Polewali Mandar (Sulbar), independennews.id -— Peringatan Hari Kemerdekaan Republik Indonesia ke-80 tahun ini disambut dengan gegap gempita di berbagai penjuru Nusantara. Masyarakat dari kota hingga pelosok desa kembali menyemarakkan suasana Agustusan dengan berbagai lomba yang tak hanya meriah, tapi juga sarat nilai kebersamaan, gotong royong, dan pelestarian budaya.
Salah satu sorotan utama datang dari Sulawesi Barat, tepatnya dari komunitas bahari Mandar, yang menghadirkan kembali Festival Sandeq dengan tajuk baru: Sandeq Silumba. Event ini digadang-gadang menjadi agenda internasional yang tak hanya menyedot wisatawan, tapi juga mengangkat kearifan lokal ke panggung global.

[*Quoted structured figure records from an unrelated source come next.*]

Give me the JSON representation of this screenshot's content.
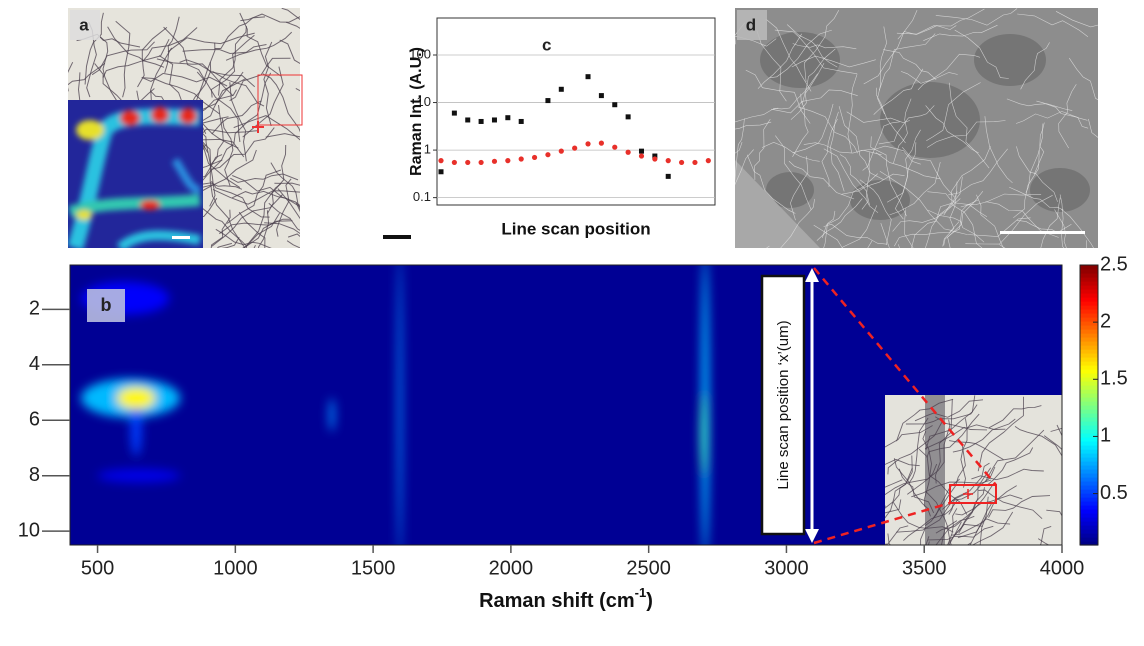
{
  "panels": [
    {
      "label": "a"
    },
    {
      "label": "d"
    }
  ],
  "chart_data": [
    {
      "type": "scatter",
      "label": "c",
      "ylabel": "Raman Int. (A.U.)",
      "xlabel": "Line scan position",
      "log_y": true,
      "grid": true,
      "xlim": [
        -0.3,
        20.5
      ],
      "ylim": [
        0.07,
        600
      ],
      "yticks": [
        0.1,
        1,
        10,
        100
      ],
      "series": [
        {
          "color": "#111111",
          "x": [
            0,
            1,
            2,
            3,
            4,
            5,
            6,
            8,
            9,
            11,
            12,
            13,
            14,
            15,
            16,
            17
          ],
          "values": [
            0.35,
            6,
            4.3,
            4,
            4.3,
            4.8,
            4,
            11,
            19,
            35,
            14,
            9,
            5,
            0.95,
            0.75,
            0.28
          ]
        },
        {
          "color": "#e8302a",
          "x": [
            0,
            1,
            2,
            3,
            4,
            5,
            6,
            7,
            8,
            9,
            10,
            11,
            12,
            13,
            14,
            15,
            16,
            17,
            18,
            19,
            20
          ],
          "values": [
            0.6,
            0.55,
            0.55,
            0.55,
            0.58,
            0.6,
            0.65,
            0.7,
            0.8,
            0.95,
            1.1,
            1.35,
            1.4,
            1.15,
            0.9,
            0.75,
            0.65,
            0.6,
            0.55,
            0.55,
            0.6
          ]
        }
      ]
    },
    {
      "type": "heatmap",
      "label": "b",
      "xlabel": [
        "Raman shift (cm",
        "-1",
        ")"
      ],
      "annotation": "Line scan position ‘x’(um)",
      "xlim": [
        400,
        4000
      ],
      "xticks": [
        500,
        1000,
        1500,
        2000,
        2500,
        3000,
        3500,
        4000
      ],
      "ylim": [
        10.5,
        0.4
      ],
      "yticks": [
        2,
        4,
        6,
        8,
        10
      ],
      "clim": [
        0.05,
        2.5
      ],
      "cticks": [
        0.5,
        1,
        1.5,
        2,
        2.5
      ],
      "background": 0.1,
      "peaks": [
        {
          "x": 600,
          "y": 1.6,
          "x_width": 160,
          "y_width": 0.6,
          "value": 0.35
        },
        {
          "x": 620,
          "y": 5.2,
          "x_width": 180,
          "y_width": 0.7,
          "value": 0.8
        },
        {
          "x": 650,
          "y": 8.0,
          "x_width": 150,
          "y_width": 0.25,
          "value": 0.3
        },
        {
          "x": 640,
          "y": 6.3,
          "x_width": 20,
          "y_width": 1.0,
          "value": 0.5
        },
        {
          "x": 640,
          "y": 5.2,
          "x_width": 70,
          "y_width": 0.4,
          "value": 1.6
        },
        {
          "x": 1350,
          "y": 5.8,
          "x_width": 10,
          "y_width": 0.6,
          "value": 0.7
        },
        {
          "x": 1597,
          "y": 5.5,
          "x_width": 8,
          "y_width": 5.5,
          "value": 0.7
        },
        {
          "x": 2705,
          "y": 5.5,
          "x_width": 14,
          "y_width": 5.5,
          "value": 0.8
        },
        {
          "x": 2700,
          "y": 6.5,
          "x_width": 12,
          "y_width": 1.5,
          "value": 1.1
        }
      ]
    }
  ]
}
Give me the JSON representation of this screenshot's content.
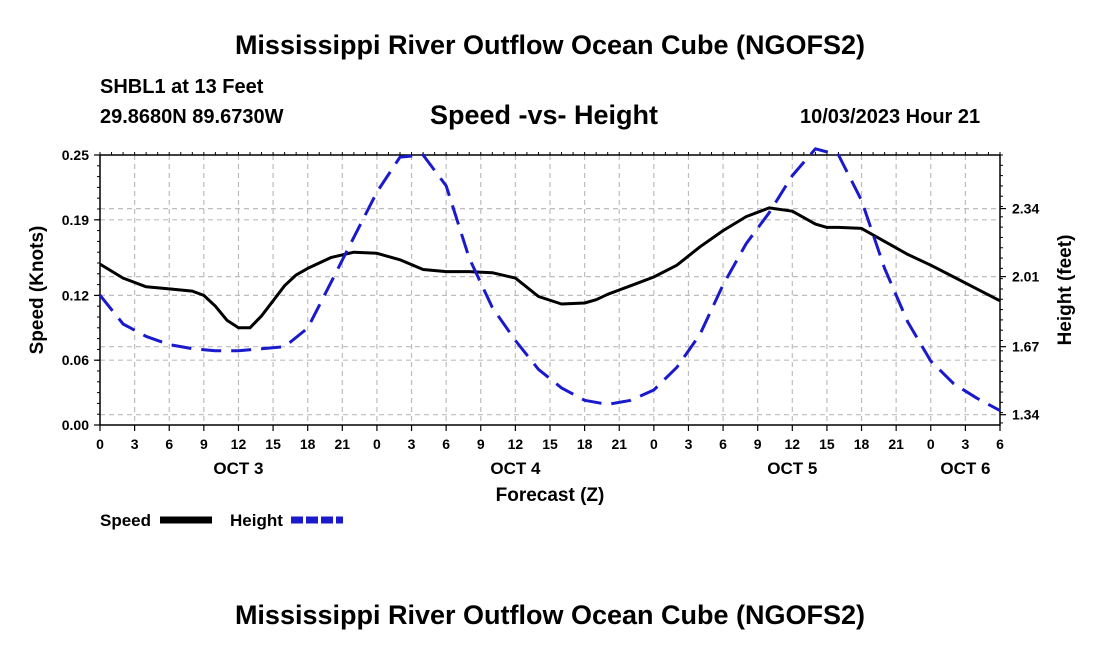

Sandeq Silumba: Warisan Bahari, Daya Tarik Dunia
Perahu Sandeq, kebanggaan Suku Mandar, dikenal sebagai salah satu perahu tercepat di Asia Tenggara. Dalam Festival Sandeq Silumba, perahu-perahu tradisional ini akan beradu cepat melintasi perairan Sulawesi Barat, lengkap dengan rangkaian kegiatan budaya, edukasi bahari, hingga kuliner lokal.
Pemerintah daerah dan komunitas setempat tengah mendorong pengakuan Sandeq Silumba sebagai festival budaya berskala internasional. Upaya ini dinilai strategis untuk memajukan sektor pariwisata berbasis budaya dan warisan maritim.
100+ Ide Lomba Meriahkan 17 Agustus
“Sandeq Silumba bukan sekadar lomba perahu, tapi simbol semangat perjuangan, persatuan, dan keberanian masyarakat Mandar. Ini bagian dari identitas kita,” ujar Sjahrir Tamsi, pegiat budaya Mandar sekaligus penggagas dokumentasi Sandeq Heritage Festival.
Sementara itu, semangat kemerdekaan juga hidup di lingkungan warga dengan beragam lomba yang dibagi berdasarkan usia, minat, hingga kekhasan daerah. Berikut rangkuman ide lomba yang dapat menginspirasi perayaan di berbagai daerah:

1. Lomba Tradisional Favorit
Balap karung, panjat pinang, tarik tambang, makan kerupuk, bakiak estafet, hingga lomba kelereng sendok tetap menjadi primadona.
2. Lomba Kreatif & Seni
Mulai dari lomba menghias tumpeng, fashion show adat, hingga membuat kerajinan dari barang bekas. Kreativitas warga diuji dalam suasana merdeka.
3. Lomba Budaya & Kearifan Lokal
Masyarakat diajak menggali akar budaya lewat tari daerah, permainan tradisional, festival musik lokal, hingga lomba masakan khas dan karnaval budaya.
4. Lomba Anak-Anak
Anak-anak ikut meriahkan dengan estafet air, joget balon, lomba masak keluarga, dan kegiatan yang penuh gelak tawa.

5. Lomba Unik & Kekinian
Karaoke lagu perjuangan, lomba vlog kemerdekaan, photobooth kostum merah-putih, hingga lomba makan donat tanpa tangan menambah semangat generasi muda.
6. Lomba Online
Di era digital, netizen juga dilibatkan dalam lomba video TikTok, foto Instagram bertema 17an, hingga desain poster digital kemerdekaan.
Tips Sukses Menggelar Lomba 17an
Agar suasana tetap kondusif dan inklusif, panitia dianjurkan untuk:
Menyusun jadwal rapi agar semua kebagian giliran. Menyiapkan hadiah yang berkesan, meskipun sederhana. Mengutamakan keselamatan, terutama untuk anak-anak. Mendokumentasikan momen agar bisa dibagikan di media sosial. Melibatkan semua usia agar semangat kebersamaan menyala.

Merdeka dengan Cinta, Berkarya tanpa Henti
Di tengah euforia lomba dan kemeriahan Agustusan, terselip pesan luhur: bahwa cinta tanah air tak melulu disuarakan lewat pidato atau upacara. Kadang ia hadir dalam tawa lomba makan kerupuk, dalam semangat mendayung perahu Sandeq, atau dalam karya sederhana yang menyatukan hati sesama anak bangsa.
“Mencintai Negeri, dengan diam yang setia, dengan karya yang tak henti,” tulis penutup pesan dari panitia lokal perayaan 17-an.
Dirgahayu ke-80 Republik Indonesia. Merdeka!